Mousse is meant to have an ethereal, light consistency; in fact, its quality is gauged by its airiness. But tastes differ, and cooks who favor a rich, pudding-like consistency often find classic French mousse a bit light on the palate. Mousse's thickness correlates with its airiness -- the thicker the consistency, the less aerated the mousse -- so you have to sacrifice a little fluffiness when you thicken it.
Before You Begin
Look at other mousse recipes before adding a thickening agent to your current mousse. The widely agreed-upon classic French chocolate mousse calls for egg whites, sugar, cream and chocolate, which essentially makes a meringue with chocolate folded into it. Another well-known recipe, published in "Mastering the Art of French Cooking" by Julia Child, calls for equal parts butter and chocolate in addition to egg whites and yolks, creating a dense mousse almost on par with pudding in terms of consistency.
If you're happy with your recipe, and you've considered an alternative, take it slow and experiment with thickeners from light to heavy.
Nothing thickens mousse as gently as a liaison. Made with egg yolk and cream, the liaison does not add anything to mousse that isn't already there -- it just changes the ratio a bit in favor of thickness.

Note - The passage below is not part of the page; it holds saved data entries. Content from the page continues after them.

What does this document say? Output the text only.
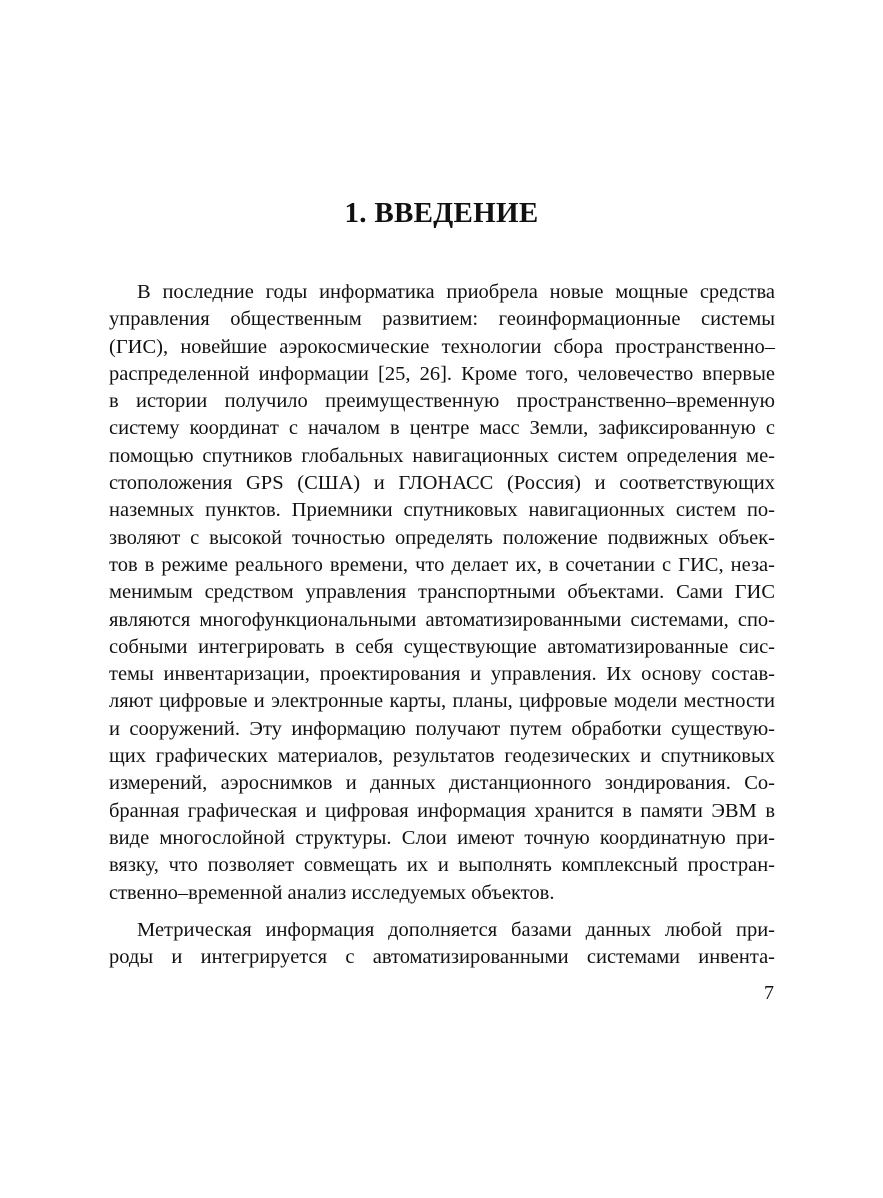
1. ВВЕДЕНИЕ

В последние годы информатика приобрела новые мощные средства
управления общественным развитием: геоинформационные системы
(ГИС), новейшие аэрокосмические технологии сбора пространственно–
распределенной информации [25, 26]. Кроме того, человечество впервые
в истории получило преимущественную пространственно–временную
систему координат с началом в центре масс Земли, зафиксированную с
помощью спутников глобальных навигационных систем определения ме-
стоположения GPS (США) и ГЛОНАСС (Россия) и соответствующих
наземных пунктов. Приемники спутниковых навигационных систем по-
зволяют с высокой точностью определять положение подвижных объек-
тов в режиме реального времени, что делает их, в сочетании с ГИС, неза-
менимым средством управления транспортными объектами. Сами ГИС
являются многофункциональными автоматизированными системами, спо-
собными интегрировать в себя существующие автоматизированные сис-
темы инвентаризации, проектирования и управления. Их основу состав-
ляют цифровые и электронные карты, планы, цифровые модели местности
и сооружений. Эту информацию получают путем обработки существую-
щих графических материалов, результатов геодезических и спутниковых
измерений, аэроснимков и данных дистанционного зондирования. Со-
бранная графическая и цифровая информация хранится в памяти ЭВМ в
виде многослойной структуры. Слои имеют точную координатную при-
вязку, что позволяет совмещать их и выполнять комплексный простран-
ственно–временной анализ исследуемых объектов.

Метрическая информация дополняется базами данных любой при-
роды и интегрируется с автоматизированными системами инвента-

7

Bring a half-full pot of water to a boil. Place a stainless-steel bowl over the saucepan and add 1 egg yolk and 3 tablespoons of cream for every 2 cups of finished souffle (a basic souffle recipe yields about 4 cups of finished souffle). Mix the cream and yolks until it has no traces of yellow. Heat the liaison until it reaches 160 degrees Fahrenheit, whisking occasionally. Mix the liaison with the main ingredient (whisk it into the melted chocolate when making a chocolate souffle). Fold the egg whites and whipped cream (the cream called for in the recipe) into the thickened chocolate.

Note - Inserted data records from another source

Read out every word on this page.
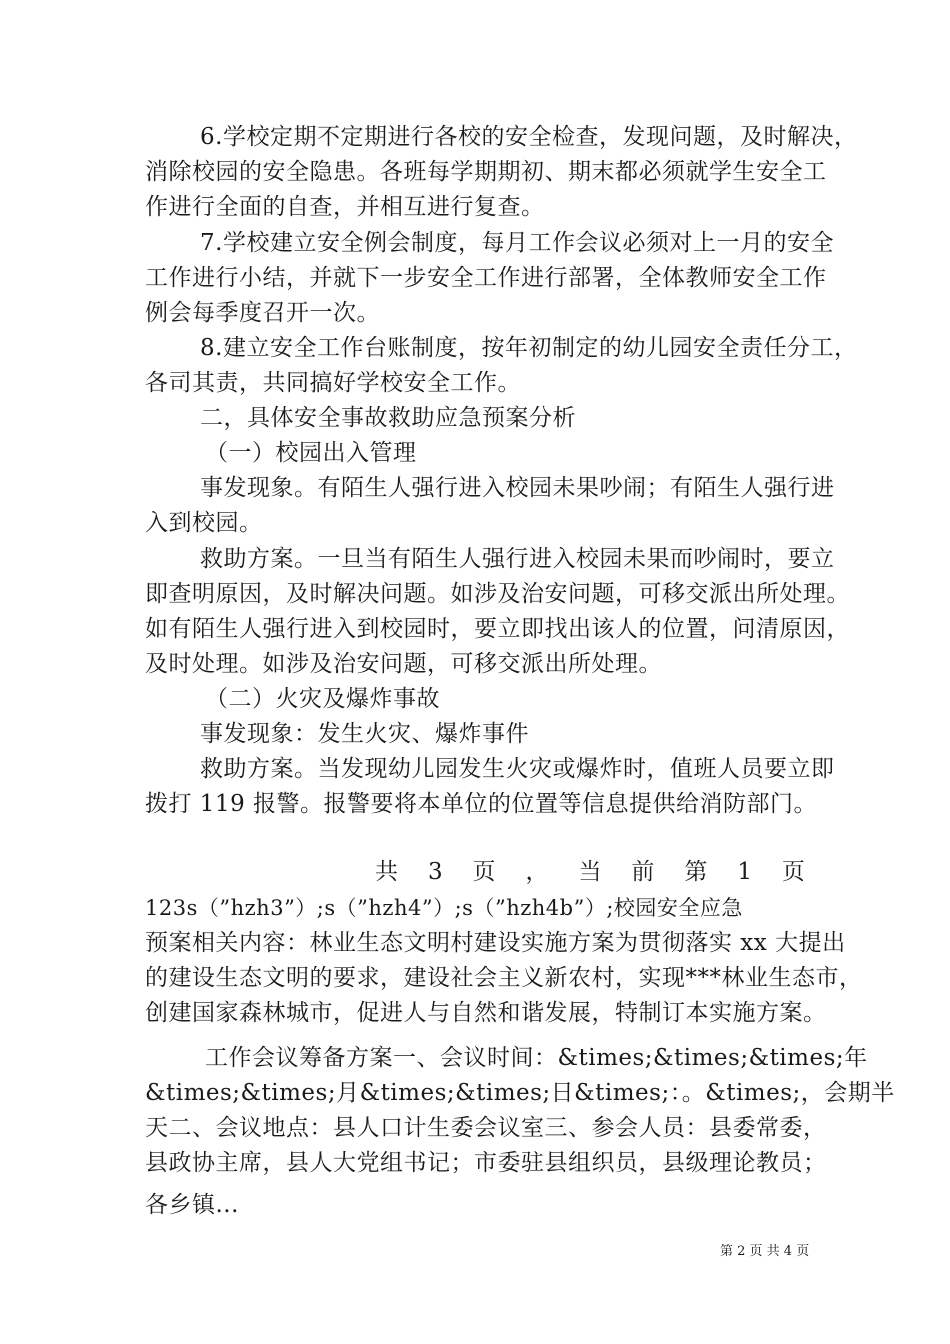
6.学校定期不定期进行各校的安全检查，发现问题，及时解决，
消除校园的安全隐患。各班每学期期初、期末都必须就学生安全工
作进行全面的自查，并相互进行复查。
7.学校建立安全例会制度，每月工作会议必须对上一月的安全
工作进行小结，并就下一步安全工作进行部署，全体教师安全工作
例会每季度召开一次。
8.建立安全工作台账制度，按年初制定的幼儿园安全责任分工，
各司其责，共同搞好学校安全工作。
二，具体安全事故救助应急预案分析
（一）校园出入管理
事发现象。有陌生人强行进入校园未果吵闹；有陌生人强行进
入到校园。
救助方案。一旦当有陌生人强行进入校园未果而吵闹时，要立
即查明原因，及时解决问题。如涉及治安问题，可移交派出所处理。
如有陌生人强行进入到校园时，要立即找出该人的位置，问清原因，
及时处理。如涉及治安问题，可移交派出所处理。
（二）火灾及爆炸事故
事发现象：发生火灾、爆炸事件
救助方案。当发现幼儿园发生火灾或爆炸时，值班人员要立即
拨打 119 报警。报警要将本单位的位置等信息提供给消防部门。
共 3 页 ， 当 前 第 1 页
123s（”hzh3”）;s（”hzh4”）;s（”hzh4b”）;校园安全应急
预案相关内容：林业生态文明村建设实施方案为贯彻落实 xx 大提出
的建设生态文明的要求，建设社会主义新农村，实现***林业生态市，
创建国家森林城市，促进人与自然和谐发展，特制订本实施方案。
工作会议筹备方案一、会议时间：&times;&times;&times;年
&times;&times;月&times;&times;日&times;：。&times;，会期半
天二、会议地点：县人口计生委会议室三、参会人员：县委常委，
县政协主席，县人大党组书记；市委驻县组织员，县级理论教员；
各乡镇...
第 2 页 共 4 页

Egg yolks provide about twice the thickening power of a liaison and work best in souffles that already contain them. If you're making a souffle that calls for egg yolks, add 1 additional egg yolk for every 1 cup of finished souffle.
Bring a pot half filled with water to a boil in the stove. Add 1 egg yolk to the stainless-steel bowl for each cup of finished souffle. A basic recipe yields about 4 cups of finished souffle. Whisk the egg yolks until combined and heat them until they double in size, or until they reach 160 F. Combine the egg yolks with the main ingredient.
Consider cornstarch the "nuclear option" for thickening mousse. Cornstarch, when used indiscriminately, can turn a souffle into pudding instantly. If thickening chocolate, add the cornstarch slurry to the melted chocolate. For other types of souffle, add the cornstarch slurry to the main ingredient; then heat it until it thickens. Then, allow the main ingredient to cool to room temperature before adding the souffle.
Mix 1/2 tablespoon of cornstarch with 1/2 tablespoon of cold milk for every 1 cup of finished souffle. Mix the cornstarch slurry into the main liquid ingredient. Heat the main ingredient over a double boiler until it thickens, or for 5 to 7 minutes.
If you're thickening a savory mousse, such as salmon or avocado, simply fold in more of the main ingredient until it reaches the desired consistency. For example, in a basic salmon mousse recipe, which calls for 4 ounces of smoked salmon, add 6 ounces of salmon. Puree the gelatin along with the salmon as instructed in the recipe.
You can also use 25 percent more gelatin to stiffen a savory mousse. A basic savory mousse recipe calls for 1 teaspoon of gelatin to 3 tablespoons of water. To moderately thicken the mousse, use 1 1/2 teaspoons of gelatin and 4 1/2 tablespoons of water.